I find it most beneficial to view $\frac{d}{dx}$ as being two operations - a differential and a division. Most of Calculus notation becomes much more clear when you think of it that way. Then the terms $dx$ and $dy$ can be manipulated as algebraic terms.

I have gone through the same problem when I was learning calculus for the first time. Let me explain how I understood the differential sign $\frac{d}{dx}$. basically the basic concept I understood was;

derivatives are nothing but SLOPES of a certain function.
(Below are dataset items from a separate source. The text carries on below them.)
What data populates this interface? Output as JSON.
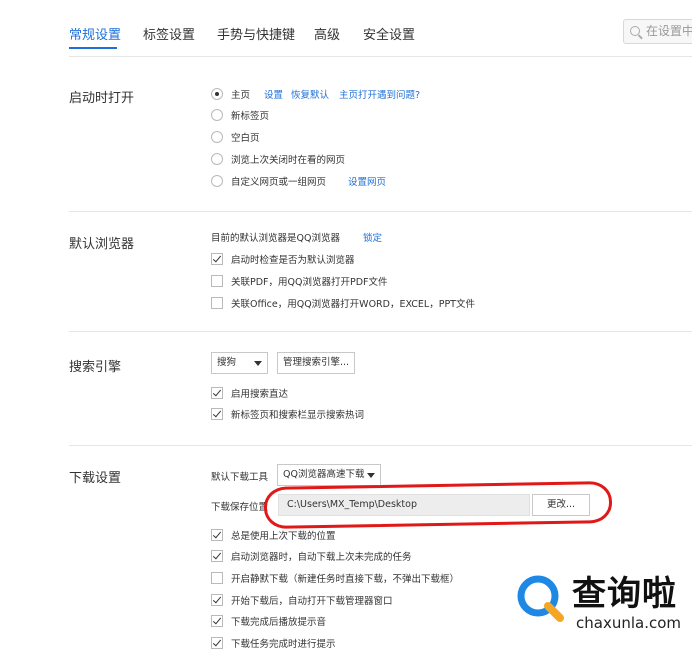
{
  "tabs": [
    {
      "label": "常规设置",
      "active": true
    },
    {
      "label": "标签设置",
      "active": false
    },
    {
      "label": "手势与快捷键",
      "active": false
    },
    {
      "label": "高级",
      "active": false
    },
    {
      "label": "安全设置",
      "active": false
    }
  ],
  "search": {
    "placeholder": "在设置中搜"
  },
  "startup": {
    "title": "启动时打开",
    "options": [
      "主页",
      "新标签页",
      "空白页",
      "浏览上次关闭时在看的网页",
      "自定义网页或一组网页"
    ],
    "selected": "主页",
    "home_links": [
      "设置",
      "恢复默认",
      "主页打开遇到问题?"
    ],
    "custom_link": "设置网页"
  },
  "default_browser": {
    "title": "默认浏览器",
    "status": "目前的默认浏览器是QQ浏览器",
    "lock_link": "锁定",
    "options": [
      {
        "label": "启动时检查是否为默认浏览器",
        "checked": true
      },
      {
        "label": "关联PDF，用QQ浏览器打开PDF文件",
        "checked": false
      },
      {
        "label": "关联Office，用QQ浏览器打开WORD，EXCEL，PPT文件",
        "checked": false
      }
    ]
  },
  "search_engine": {
    "title": "搜索引擎",
    "selected": "搜狗",
    "manage_button": "管理搜索引擎...",
    "options": [
      {
        "label": "启用搜索直达",
        "checked": true
      },
      {
        "label": "新标签页和搜索栏显示搜索热词",
        "checked": true
      }
    ]
  },
  "download": {
    "title": "下载设置",
    "tool_label": "默认下载工具",
    "tool_selected": "QQ浏览器高速下载",
    "path_label": "下载保存位置",
    "path_value": "C:\\Users\\MX_Temp\\Desktop",
    "change_button": "更改...",
    "options": [
      {
        "label": "总是使用上次下载的位置",
        "checked": true
      },
      {
        "label": "启动浏览器时，自动下载上次未完成的任务",
        "checked": true
      },
      {
        "label": "开启静默下载（新建任务时直接下载，不弹出下载框）",
        "checked": false
      },
      {
        "label": "开始下载后，自动打开下载管理器窗口",
        "checked": true
      },
      {
        "label": "下载完成后播放提示音",
        "checked": true
      },
      {
        "label": "下载任务完成时进行提示",
        "checked": true
      }
    ]
  },
  "watermark": {
    "brand": "查询啦",
    "domain": "chaxunla.com"
  },
  "colors": {
    "accent": "#1e6fd9",
    "highlight_ellipse": "#e01818"
  }
}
I started with the definition of slopes which is $\frac{\Delta y}{\Delta x }$, assuming my $\Delta$ simply to mean "significant change or big change in some value". So, the slope of $f(x)$ at some $x$ is simply, $$\frac{\Delta f(x)}{\Delta x} .$$ I asked myself: "can I consider this as a ratio and simply manipulate them as a ratio ($\frac{a}{b}=1\Rightarrow a=b$). I came to the conclusion that I could do so by taking the example of $f(x)$ being a straight line (we use this method if two points are given and we need to find the equation of $y$).

Now that I did this I came back to $\frac{d}{dx}$. So the definition states that $$\frac{df(x)}{dx}=\lim_{h\rightarrow 0}\frac{f(x+h)-f(x)}{h}.$$ So this came from the fact that $h=x_{1}-x$, where $x_{1}$ is a variable and $x$ is some constant we want to find the slope at. Replacing we get, $$\lim_{x_{1}\rightarrow x}\frac{f(x_{1})-f(x)}{x_1-x}.$$ This is the first slope I discussed, it's just that $x_{1}$ and $x$ are so close to each other, so $\frac{df(x)}{dx}$ simply meant slope with $d$ denoting small change or insignificant change. Since I understood that it is nothing but slope which by definition is ratio I understood I could manipulate them.